Summary

Published Date: December 31, 2021

Summary: Restrictive U.S. immigration laws and law enforcement undermine immigrant health by generating fear and stress, disrupting families and communities, and eroding social and economic well-being. The inequality and stress created by immigration law and law enforcement may also generate disparities in health among immigrants with different legal statuses. However, existing research does not find consistent evidence of immigrant legal status disparities in health, possibly because it does not disaggregate immigrants by generation, defined by age at migration. Immigration and life course theory suggest that the health consequences of noncitizen status may be greater among 1.5-generation immigrants, who grew up in the same society that denies them formal membership, than among the 1st generation, who immigrated as adolescents or adults.

In this study, researchers examine whether there are legal status disparities in health within and between the 1st generation and the 1.5 generation of 23,288 Latinx immigrant adults interviewed in the 2005–2017 waves of the California Health Interview Survey (CHIS).

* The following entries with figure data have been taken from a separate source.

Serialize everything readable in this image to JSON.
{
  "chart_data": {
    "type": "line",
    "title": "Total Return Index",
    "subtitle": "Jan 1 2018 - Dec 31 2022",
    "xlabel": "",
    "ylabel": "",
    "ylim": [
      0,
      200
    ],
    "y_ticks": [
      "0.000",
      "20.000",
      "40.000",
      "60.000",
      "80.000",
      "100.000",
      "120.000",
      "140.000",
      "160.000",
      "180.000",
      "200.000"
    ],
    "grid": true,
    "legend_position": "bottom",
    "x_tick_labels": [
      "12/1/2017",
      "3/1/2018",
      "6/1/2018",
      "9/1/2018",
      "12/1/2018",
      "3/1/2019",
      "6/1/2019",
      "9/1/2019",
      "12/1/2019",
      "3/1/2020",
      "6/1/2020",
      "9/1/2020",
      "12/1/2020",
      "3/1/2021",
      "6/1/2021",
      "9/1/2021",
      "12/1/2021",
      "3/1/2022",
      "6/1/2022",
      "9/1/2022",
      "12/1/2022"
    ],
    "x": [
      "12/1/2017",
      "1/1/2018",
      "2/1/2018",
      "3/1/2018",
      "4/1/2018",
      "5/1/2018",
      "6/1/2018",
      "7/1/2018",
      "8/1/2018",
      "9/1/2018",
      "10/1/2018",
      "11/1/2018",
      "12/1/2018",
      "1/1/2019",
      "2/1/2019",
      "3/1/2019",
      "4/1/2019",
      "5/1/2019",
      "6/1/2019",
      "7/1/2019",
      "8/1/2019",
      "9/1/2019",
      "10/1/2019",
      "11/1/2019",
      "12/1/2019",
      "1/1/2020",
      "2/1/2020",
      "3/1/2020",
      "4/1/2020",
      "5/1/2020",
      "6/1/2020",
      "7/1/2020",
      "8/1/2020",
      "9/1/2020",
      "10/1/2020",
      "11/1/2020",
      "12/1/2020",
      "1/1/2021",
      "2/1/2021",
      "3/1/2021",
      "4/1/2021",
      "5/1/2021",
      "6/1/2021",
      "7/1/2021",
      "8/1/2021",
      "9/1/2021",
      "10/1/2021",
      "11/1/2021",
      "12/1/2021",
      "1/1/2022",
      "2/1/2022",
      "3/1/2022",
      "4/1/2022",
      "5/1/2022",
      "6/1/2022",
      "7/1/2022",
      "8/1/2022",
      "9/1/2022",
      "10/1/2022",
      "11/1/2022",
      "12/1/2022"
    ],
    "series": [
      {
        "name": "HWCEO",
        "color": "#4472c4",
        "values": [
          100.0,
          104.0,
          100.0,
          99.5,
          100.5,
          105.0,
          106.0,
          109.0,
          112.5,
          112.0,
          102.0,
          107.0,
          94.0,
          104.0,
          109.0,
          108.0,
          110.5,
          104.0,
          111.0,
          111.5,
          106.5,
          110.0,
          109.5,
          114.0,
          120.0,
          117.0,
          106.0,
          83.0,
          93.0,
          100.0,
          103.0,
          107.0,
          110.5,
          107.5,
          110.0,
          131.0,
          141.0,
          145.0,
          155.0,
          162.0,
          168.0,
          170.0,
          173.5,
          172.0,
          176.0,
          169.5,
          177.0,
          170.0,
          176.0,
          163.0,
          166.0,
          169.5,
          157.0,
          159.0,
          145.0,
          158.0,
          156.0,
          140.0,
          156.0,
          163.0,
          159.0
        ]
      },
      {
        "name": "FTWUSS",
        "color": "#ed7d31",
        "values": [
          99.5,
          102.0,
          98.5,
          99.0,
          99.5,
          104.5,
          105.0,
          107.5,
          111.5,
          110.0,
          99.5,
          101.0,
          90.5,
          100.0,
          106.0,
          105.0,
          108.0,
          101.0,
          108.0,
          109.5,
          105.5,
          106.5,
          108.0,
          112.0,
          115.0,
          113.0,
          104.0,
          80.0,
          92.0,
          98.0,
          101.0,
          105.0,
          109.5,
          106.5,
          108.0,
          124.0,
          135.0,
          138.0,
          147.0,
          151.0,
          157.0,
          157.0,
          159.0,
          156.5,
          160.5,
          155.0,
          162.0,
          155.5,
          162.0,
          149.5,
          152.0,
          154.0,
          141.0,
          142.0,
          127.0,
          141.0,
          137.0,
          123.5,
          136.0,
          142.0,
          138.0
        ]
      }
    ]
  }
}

Findings: Researchers find evidence of legal status disparities in heart disease within the 1st generation and for high blood pressure and diabetes within the 1.5 generation. Noncitizens have higher rates of poor self-rated health and distress within both generations. Socioeconomic disadvantage and limited access to care largely account for the worse health of legally disadvantaged 1st- and 1.5-generation Latinx adults in California.